The Lottery Paradox


The lottery paradox is as follows:

Given the intimate connection between epistemic justification and likelihood of truth, it seems plausible to take likelihood of truth, approximated in term of probability, as measure of degree of epistemic justification. Suppose the epistemic justification required for knowledge is somewhere less than absolute certainty. The justified belief only needs to have a reasonably high likelihood of truth, to be sufficiently probable, in order to be knowledge. 

In a sufficiently large lottery pool, we can have a large number of propositions in the form of "ticket number N will lose". Each of these propositions, taken individually, is adequately justified to satisfy the requirement for knowledge. 

Given that 
1) if one has adequate justification for believing each of a set of propositions, one also has adequate justification for believing the conjunction of members of the set
2) if one has adequate justification for believing a proposition, one also has adequate justification for believing any further proposition entailed.

If we are adequately justified in believing that each of the propositions "ticket number N will lose", we are adequately justified in believing that "no ticket will win". This cannot be true.

BonJour thinks the rise of lottery paradox is due to that less-than-certainty justification threshold for knowledge.

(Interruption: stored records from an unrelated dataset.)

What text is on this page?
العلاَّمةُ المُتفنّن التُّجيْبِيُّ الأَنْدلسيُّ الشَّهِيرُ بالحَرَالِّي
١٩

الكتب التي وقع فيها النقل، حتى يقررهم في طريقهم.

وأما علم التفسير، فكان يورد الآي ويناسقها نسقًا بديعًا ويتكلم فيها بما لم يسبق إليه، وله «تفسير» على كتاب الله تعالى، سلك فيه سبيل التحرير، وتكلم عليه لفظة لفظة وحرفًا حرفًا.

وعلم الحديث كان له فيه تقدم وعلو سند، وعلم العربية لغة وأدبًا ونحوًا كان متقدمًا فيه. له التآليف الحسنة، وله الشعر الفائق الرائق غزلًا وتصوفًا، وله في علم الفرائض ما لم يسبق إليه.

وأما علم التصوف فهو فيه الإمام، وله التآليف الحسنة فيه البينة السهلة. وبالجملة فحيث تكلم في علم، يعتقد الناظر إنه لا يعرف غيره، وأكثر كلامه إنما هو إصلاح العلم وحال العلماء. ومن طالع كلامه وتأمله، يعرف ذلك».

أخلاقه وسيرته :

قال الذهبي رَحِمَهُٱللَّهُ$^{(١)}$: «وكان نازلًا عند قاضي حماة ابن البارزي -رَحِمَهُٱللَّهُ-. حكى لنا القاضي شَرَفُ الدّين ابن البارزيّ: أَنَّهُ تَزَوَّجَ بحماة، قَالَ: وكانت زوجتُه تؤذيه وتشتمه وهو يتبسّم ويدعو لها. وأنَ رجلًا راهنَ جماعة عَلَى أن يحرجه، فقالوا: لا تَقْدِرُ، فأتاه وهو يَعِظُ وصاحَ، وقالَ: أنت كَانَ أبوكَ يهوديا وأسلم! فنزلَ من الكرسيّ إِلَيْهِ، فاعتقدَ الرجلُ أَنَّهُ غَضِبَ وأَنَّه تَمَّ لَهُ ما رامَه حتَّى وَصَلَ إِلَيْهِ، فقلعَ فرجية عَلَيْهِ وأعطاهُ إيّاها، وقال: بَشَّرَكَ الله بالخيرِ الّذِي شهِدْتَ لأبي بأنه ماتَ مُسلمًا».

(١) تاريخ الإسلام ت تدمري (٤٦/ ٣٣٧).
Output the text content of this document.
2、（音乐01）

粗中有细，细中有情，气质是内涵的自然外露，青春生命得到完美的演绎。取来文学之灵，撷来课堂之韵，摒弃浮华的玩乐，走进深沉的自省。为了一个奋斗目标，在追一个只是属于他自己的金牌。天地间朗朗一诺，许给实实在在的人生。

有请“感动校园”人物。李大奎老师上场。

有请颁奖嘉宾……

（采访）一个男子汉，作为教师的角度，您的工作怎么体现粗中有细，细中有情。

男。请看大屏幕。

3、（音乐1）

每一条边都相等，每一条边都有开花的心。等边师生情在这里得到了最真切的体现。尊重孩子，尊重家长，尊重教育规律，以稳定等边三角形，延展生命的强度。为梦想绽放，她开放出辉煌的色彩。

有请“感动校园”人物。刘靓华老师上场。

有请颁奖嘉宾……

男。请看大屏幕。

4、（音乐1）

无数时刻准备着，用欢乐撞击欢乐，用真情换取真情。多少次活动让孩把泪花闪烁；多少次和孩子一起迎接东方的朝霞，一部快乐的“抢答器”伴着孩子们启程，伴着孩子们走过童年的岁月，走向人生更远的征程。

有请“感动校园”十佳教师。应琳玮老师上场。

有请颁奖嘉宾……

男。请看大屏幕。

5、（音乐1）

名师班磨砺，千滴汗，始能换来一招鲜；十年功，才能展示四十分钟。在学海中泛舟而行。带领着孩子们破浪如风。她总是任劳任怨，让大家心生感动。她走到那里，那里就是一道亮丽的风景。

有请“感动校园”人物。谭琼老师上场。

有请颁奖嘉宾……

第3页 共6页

He abandons such weak conception of knowledge and instead embraces a strong conception of knowledge--epistemic justification required for knowledge requires certainty. 

This position, however, is also problematic. It leads to the familiar skeptical implication. Many commonsensical cases of knowledge certainty do not fulfill the certainty requirement. Do I know I have hands? Yes. Am I absolutely sure I am not a brain-in-a-vat? Emm... no. Thus, under the strong conception of knowledge, we do not actually know a lot of things in our lives.